France

The General Regulation of the AMF and the AMF instruction no. 2014-03 provide for the possibility to apply for a marketing authorisation in relation to the marketing of non-passported AIFs.

Summary of private placement provisions for fund interests (if applicable)

Marketing of an AIF (including its private placement) that does not benefit from the AIFMD passporting regime is prohibited unless the fund obtains a specific authorisation from the Autorité des marchés financiers (“AMF”).

The concept of a private placement under French law is based on the definition given under the Prospectus Regulation. It benefits closed-ended funds (subject to additional requirements for closed-ended AIF) but not open-ended funds.

French law and regulations do not provide for an express definition of a closed-ended AIF. For the ESMA, a closed- ended AIF is defined as an AIF whose shares or units cannot be repurchased or redeemed prior to the commencement of its liquidation phase or wind-down.

Private placement covers any offer of financial securities (a concept that includes negotiable securities) (an “Offer”) in France:

  • made to qualified investors (i.e. investors qualifying as professional investors or eligible counterparties under MiFiD) (“Qualified Investors”);
  • made to 150 natural or legal persons per EU State, other than Qualified Investors;
  • where the total amount of the Offer in France and in the EU is less than EUR 8,000,000 or the foreign currency equivalent thereof;
  • where the transaction is intended for investors acquiring at least EUR 100,000 worth, or the foreign currency equivalent thereof, per investor and per transaction, of the relevant financial securities; and
  • where the transaction concerns financial securities with a minimum denomination of at least EUR 100,000 or the foreign currency equivalent thereof.

Other forms of possible placement options for fund interests outside fund regulations

The prohibition on marketing does not include a prohibition on the introduction of financial securities in France and therefore French investors may invest in such products (either directly or through a discretionary investment management agreement), provided that the investment was made at the specific request of the investor (the reverse solicitation exemption).

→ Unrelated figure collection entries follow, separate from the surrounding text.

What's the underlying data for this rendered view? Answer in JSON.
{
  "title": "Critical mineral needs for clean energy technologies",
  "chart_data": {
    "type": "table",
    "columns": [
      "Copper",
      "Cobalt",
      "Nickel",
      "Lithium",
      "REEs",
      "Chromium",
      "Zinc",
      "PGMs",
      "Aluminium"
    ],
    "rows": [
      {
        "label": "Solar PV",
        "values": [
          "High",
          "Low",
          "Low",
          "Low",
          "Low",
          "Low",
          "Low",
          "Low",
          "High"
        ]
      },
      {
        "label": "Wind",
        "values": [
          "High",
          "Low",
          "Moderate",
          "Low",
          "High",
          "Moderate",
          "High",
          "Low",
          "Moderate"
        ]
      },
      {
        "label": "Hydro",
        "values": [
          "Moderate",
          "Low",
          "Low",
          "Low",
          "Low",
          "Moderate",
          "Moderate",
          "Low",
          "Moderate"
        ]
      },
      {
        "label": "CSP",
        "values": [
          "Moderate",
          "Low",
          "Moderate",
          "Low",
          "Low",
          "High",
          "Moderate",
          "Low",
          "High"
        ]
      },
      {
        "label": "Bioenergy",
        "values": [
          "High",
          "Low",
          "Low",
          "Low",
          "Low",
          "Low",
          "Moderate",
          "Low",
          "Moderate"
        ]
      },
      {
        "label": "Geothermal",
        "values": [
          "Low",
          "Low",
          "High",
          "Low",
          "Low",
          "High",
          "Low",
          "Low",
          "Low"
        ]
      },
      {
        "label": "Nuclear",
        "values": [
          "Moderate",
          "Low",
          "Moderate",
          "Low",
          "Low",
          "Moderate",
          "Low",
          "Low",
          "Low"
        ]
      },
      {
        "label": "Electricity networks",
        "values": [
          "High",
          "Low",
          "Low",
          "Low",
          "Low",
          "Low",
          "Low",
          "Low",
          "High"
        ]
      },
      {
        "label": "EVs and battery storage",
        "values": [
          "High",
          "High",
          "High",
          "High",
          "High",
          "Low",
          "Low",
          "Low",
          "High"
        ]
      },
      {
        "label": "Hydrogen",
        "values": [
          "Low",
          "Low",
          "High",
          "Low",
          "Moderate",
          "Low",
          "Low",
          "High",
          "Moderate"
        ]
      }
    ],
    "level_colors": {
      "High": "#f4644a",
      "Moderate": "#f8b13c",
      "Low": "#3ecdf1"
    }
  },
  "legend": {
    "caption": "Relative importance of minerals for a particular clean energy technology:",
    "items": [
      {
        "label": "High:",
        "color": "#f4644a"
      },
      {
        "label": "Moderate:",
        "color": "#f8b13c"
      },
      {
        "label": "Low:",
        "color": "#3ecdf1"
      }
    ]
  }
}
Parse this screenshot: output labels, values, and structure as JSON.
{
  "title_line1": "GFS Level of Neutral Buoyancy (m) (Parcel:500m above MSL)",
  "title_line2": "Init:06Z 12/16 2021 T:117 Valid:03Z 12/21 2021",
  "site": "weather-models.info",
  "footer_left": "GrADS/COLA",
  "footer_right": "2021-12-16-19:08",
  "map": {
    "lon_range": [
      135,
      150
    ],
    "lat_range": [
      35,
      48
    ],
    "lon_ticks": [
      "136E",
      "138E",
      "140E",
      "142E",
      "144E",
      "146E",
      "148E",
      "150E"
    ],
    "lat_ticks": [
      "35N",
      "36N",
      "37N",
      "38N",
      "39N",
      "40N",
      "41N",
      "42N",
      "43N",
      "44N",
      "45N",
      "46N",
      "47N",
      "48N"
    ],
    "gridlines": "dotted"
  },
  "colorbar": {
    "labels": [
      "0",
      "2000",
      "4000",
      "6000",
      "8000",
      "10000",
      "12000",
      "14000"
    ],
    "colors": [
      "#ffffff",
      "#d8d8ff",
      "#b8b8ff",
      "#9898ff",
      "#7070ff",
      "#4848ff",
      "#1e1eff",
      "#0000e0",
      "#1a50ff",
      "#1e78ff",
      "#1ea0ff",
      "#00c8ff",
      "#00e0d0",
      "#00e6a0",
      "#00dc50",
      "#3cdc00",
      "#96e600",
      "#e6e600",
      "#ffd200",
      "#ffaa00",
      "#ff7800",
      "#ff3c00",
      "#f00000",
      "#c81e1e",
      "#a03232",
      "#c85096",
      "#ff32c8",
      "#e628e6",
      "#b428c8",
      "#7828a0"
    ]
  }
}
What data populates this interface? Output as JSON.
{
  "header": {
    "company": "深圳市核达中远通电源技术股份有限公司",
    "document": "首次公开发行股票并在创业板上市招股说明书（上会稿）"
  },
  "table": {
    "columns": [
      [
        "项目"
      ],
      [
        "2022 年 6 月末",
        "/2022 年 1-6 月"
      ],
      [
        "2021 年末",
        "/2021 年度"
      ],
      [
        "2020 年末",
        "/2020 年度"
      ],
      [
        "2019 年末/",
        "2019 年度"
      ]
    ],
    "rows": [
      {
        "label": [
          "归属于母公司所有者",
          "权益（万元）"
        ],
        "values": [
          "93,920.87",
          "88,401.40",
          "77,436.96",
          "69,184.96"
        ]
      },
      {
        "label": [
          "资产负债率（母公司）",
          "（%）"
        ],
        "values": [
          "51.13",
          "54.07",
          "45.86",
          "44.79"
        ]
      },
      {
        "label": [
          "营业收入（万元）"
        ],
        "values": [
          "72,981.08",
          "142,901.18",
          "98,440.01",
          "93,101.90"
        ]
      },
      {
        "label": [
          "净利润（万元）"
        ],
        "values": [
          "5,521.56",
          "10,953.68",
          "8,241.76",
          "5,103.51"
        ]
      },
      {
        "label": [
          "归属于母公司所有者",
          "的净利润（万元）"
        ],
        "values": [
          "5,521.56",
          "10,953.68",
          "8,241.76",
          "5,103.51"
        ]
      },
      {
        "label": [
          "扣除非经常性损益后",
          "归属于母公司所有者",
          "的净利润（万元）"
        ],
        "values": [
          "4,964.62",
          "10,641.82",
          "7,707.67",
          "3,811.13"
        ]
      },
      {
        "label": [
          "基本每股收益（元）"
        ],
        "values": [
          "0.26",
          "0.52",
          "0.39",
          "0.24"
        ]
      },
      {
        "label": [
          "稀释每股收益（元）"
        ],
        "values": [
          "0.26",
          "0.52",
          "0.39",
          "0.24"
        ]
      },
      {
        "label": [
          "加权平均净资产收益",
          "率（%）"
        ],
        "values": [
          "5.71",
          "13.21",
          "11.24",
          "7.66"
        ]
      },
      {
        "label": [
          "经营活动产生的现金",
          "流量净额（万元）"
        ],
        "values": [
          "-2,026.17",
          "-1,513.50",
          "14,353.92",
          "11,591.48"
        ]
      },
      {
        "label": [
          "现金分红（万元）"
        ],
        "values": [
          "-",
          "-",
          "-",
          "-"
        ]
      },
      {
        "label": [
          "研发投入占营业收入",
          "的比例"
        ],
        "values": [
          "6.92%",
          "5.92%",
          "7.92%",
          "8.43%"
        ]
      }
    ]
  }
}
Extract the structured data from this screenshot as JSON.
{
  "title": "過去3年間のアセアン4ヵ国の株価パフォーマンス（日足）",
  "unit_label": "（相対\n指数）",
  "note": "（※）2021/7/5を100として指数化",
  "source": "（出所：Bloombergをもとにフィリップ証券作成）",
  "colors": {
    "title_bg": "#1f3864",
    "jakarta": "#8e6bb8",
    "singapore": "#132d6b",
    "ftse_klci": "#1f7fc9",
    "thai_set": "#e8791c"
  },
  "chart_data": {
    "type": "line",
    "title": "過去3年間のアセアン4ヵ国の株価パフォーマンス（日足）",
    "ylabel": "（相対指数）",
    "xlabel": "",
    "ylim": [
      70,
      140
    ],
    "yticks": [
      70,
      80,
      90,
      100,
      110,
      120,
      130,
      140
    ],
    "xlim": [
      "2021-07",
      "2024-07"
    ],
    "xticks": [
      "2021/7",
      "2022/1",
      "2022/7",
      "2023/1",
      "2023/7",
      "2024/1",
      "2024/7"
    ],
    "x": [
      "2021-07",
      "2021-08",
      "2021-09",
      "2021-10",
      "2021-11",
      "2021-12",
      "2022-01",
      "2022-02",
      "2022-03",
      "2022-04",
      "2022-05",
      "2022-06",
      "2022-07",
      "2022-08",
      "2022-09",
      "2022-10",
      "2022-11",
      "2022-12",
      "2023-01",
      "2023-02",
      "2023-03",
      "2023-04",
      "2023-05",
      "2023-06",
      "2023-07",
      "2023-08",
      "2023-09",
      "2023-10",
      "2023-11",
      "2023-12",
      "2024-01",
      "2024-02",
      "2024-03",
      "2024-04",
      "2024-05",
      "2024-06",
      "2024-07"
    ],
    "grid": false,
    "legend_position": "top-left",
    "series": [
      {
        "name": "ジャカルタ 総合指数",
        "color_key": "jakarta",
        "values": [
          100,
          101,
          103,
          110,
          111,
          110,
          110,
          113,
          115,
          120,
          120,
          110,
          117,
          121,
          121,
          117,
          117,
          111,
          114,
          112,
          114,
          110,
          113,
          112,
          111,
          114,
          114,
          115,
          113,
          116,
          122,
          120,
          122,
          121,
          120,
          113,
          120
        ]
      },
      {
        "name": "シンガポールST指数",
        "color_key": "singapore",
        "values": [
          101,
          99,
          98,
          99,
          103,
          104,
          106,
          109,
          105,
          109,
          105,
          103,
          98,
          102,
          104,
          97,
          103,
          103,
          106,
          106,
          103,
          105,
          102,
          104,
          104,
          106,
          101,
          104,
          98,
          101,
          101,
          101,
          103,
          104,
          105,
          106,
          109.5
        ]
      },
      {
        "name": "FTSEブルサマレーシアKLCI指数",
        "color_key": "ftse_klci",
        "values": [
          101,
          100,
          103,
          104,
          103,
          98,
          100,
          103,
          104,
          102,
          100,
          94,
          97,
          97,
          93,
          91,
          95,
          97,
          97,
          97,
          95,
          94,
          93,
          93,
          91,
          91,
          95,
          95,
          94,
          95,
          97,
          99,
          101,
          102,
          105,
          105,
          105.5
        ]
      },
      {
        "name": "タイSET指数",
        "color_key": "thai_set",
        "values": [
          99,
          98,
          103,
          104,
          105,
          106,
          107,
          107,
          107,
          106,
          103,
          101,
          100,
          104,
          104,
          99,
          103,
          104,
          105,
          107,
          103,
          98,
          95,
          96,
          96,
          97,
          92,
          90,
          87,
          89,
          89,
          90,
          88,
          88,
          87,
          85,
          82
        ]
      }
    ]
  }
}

However, in order to fully comply with the spirit of such exemption, any request for information should be interpreted strictly and dealt with carefully. Thus, a request from a potential investor to receive the prospectus for an offer should not be replied to simply by forwarding the prospectus and the application form for such an offer.

According to the AMF, payment of fees to a third party as a result of subscriptions by a French investor raises a rebuttable presumption of an unlawful reverse solicitation exemption.

Consequences of non-compliance with placement regimes for fund interests:

  • Marketing of a non-authorised fund in France is subject to heavy criminal sanctions; and
  • Although not yet clear, it is likely that a subscription made further to the unlawful marketing of financial securities issued by a non-authorised fund may be declared null and void.

Private placement rules for non-fund investments available

Any instruments covered by the Prospectus Regulation may benefit from the private placement exemption, in particular:

  • securities by “ordinary companies”; and
  • closed-ended AIF exempted structures whose securities fall within the ambit of the Prospectus Regulation (e.g. an alternative investment fund that does not qualify as an AIF which falls outside the scope of the AIFMD and that does not allow redemption of its interests in line with ESMA guidelines on closed-ended funds and whose interests qualify as financial securities under the Prospectus Regulation); etc.

Private placement may benefit either:

  • Qualified Investors i.e. both professional investors and eligible counterparties within the meaning of MiFID; or
  • any non-Qualified Investor within a group of fewer than 150 offerees.

There is no distinction between a private placement of the interests of a fund or a non-fund.